The pressure on Bravo has been significant, with a pre-match statistic showing he had kept out none of the past seven shots on his goal. When Cedric headed straight at him in the 70th minute, he ended that streak.
By then, City were already in control. The first half had only been fleetingly entertaining, with a poor David Silva miss and an unsuccessful penalty appeal for Sane, before the second saw Kompany head in a Silva corner on 55 minutes.
Southampton enjoyed brief pressure in response, but having only created one meaningful chance, which Dusan Tadic had blazed over in the first half, they were soon put to the sword.
First, Kevin De Bruyne led a breakaway and squared for Sane to make it 2-0, before De Bruyne floated a perfect cross for Aguero to bury with his head. He has excelled since Gabriel Jesus’s injury in February let him back into the team.
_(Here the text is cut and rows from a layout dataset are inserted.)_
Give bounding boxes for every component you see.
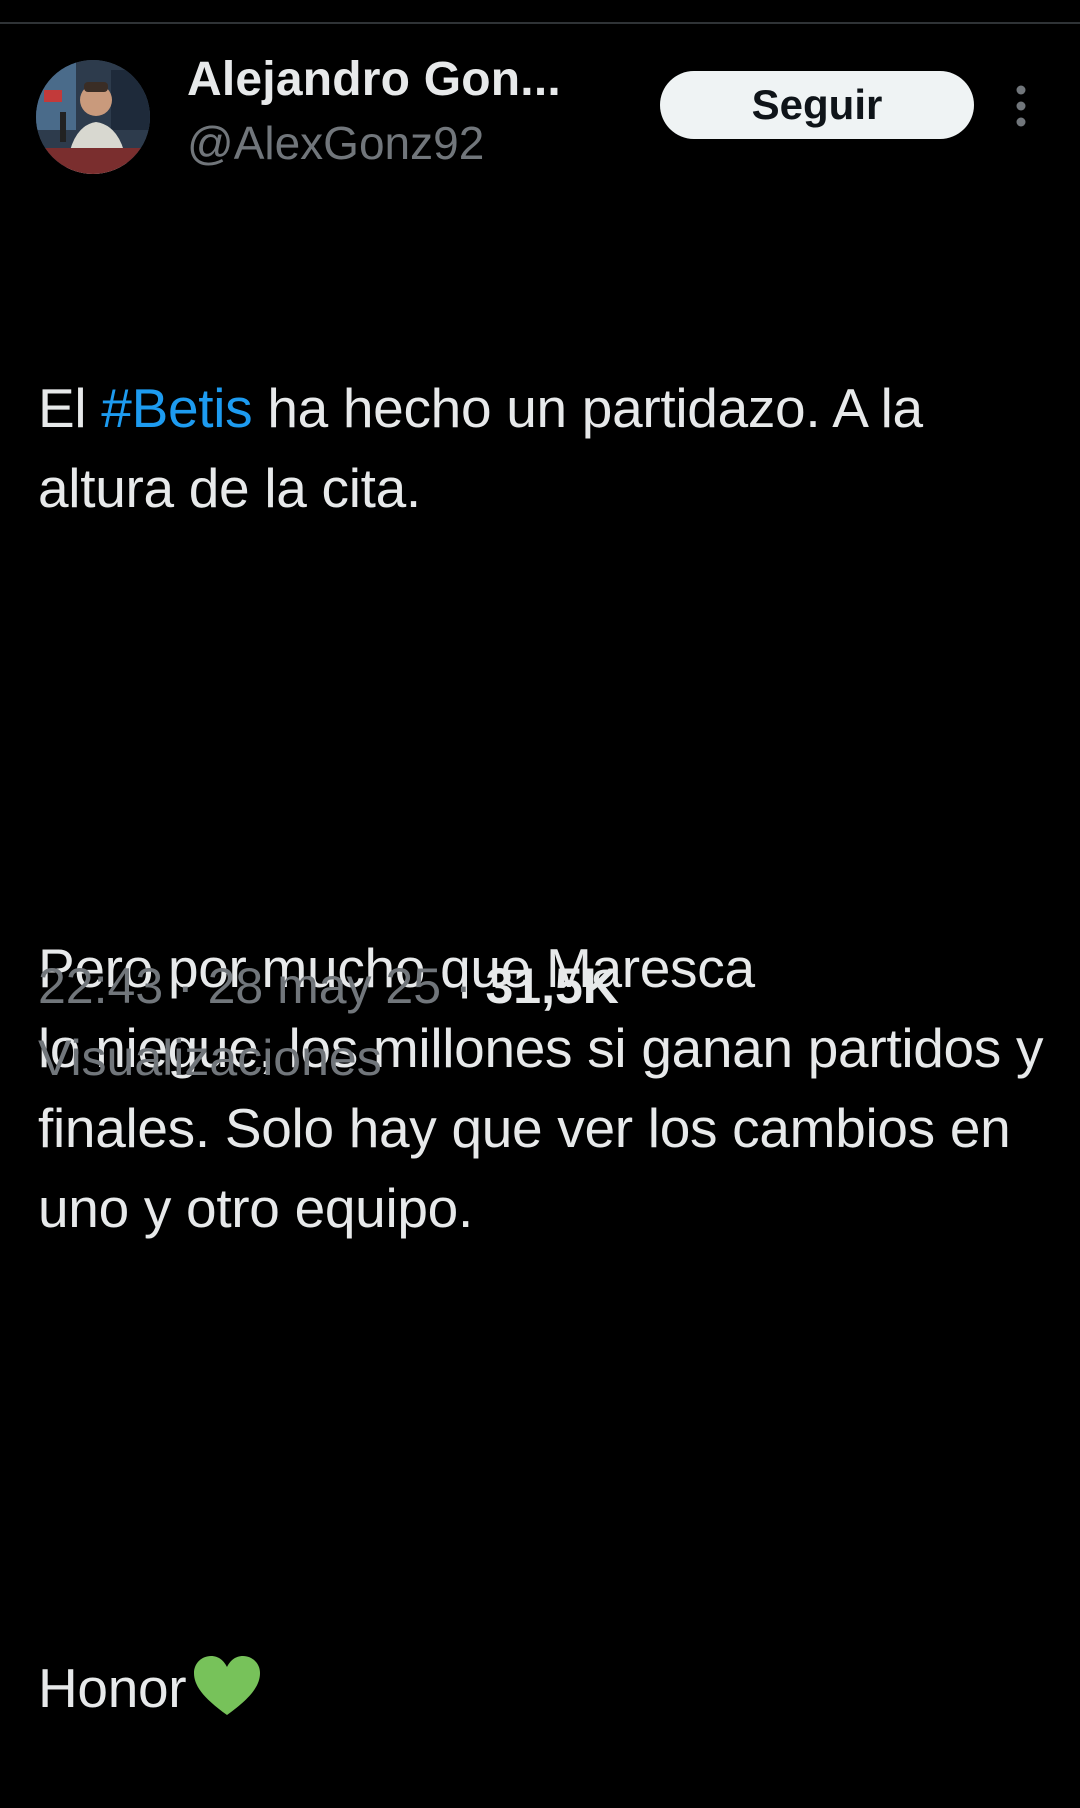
tweet-date[interactable]: 28 may 25 [208,958,441,1014]
views-label[interactable]: Visualizaciones [38,1030,382,1086]
top-divider [0,0,1080,24]
meta-separator: · [163,958,208,1014]
follow-button[interactable]: Seguir [660,71,974,139]
views-count[interactable]: 31,5K [485,958,618,1014]
more-options-button[interactable] [1006,82,1036,130]
green-heart-icon [194,1656,261,1715]
hashtag-link[interactable]: #Betis [101,377,252,439]
avatar[interactable] [36,60,150,174]
tweet-paragraph-1: El #Betis ha hecho un partidazo. A la al… [38,368,1048,528]
author-display-name[interactable]: Alejandro Gon... [187,52,561,107]
tweet-text-prefix: El [38,377,102,439]
meta-separator: · [441,958,486,1014]
more-vertical-icon [1016,85,1026,127]
tweet-meta: 22:43 · 28 may 25 · 31,5K Visualizaciones [38,950,1038,1094]
tweet-paragraph-3: Honor [38,1648,1048,1728]
tweet-time[interactable]: 22:43 [38,958,163,1014]
avatar-image [36,60,150,174]
tweet-paragraph-3-text: Honor [38,1657,187,1719]
author-handle[interactable]: @AlexGonz92 [187,116,484,170]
Claude Puel was distinctly unimpressed with his side, who had won their previous two but played here like a group of players who know they will almost certainly finish somewhere between eighth and 10th.
Puel said: ‘I feel disappointment but not just about the result but about our play. We can do better. We didn’t show a good Southampton with good quality on the pitch.
‘We were nervous throughout the game. Congratulations of course to a good team but we gave them opportunities.’
And City took them. A good day in a season when they have had far worse.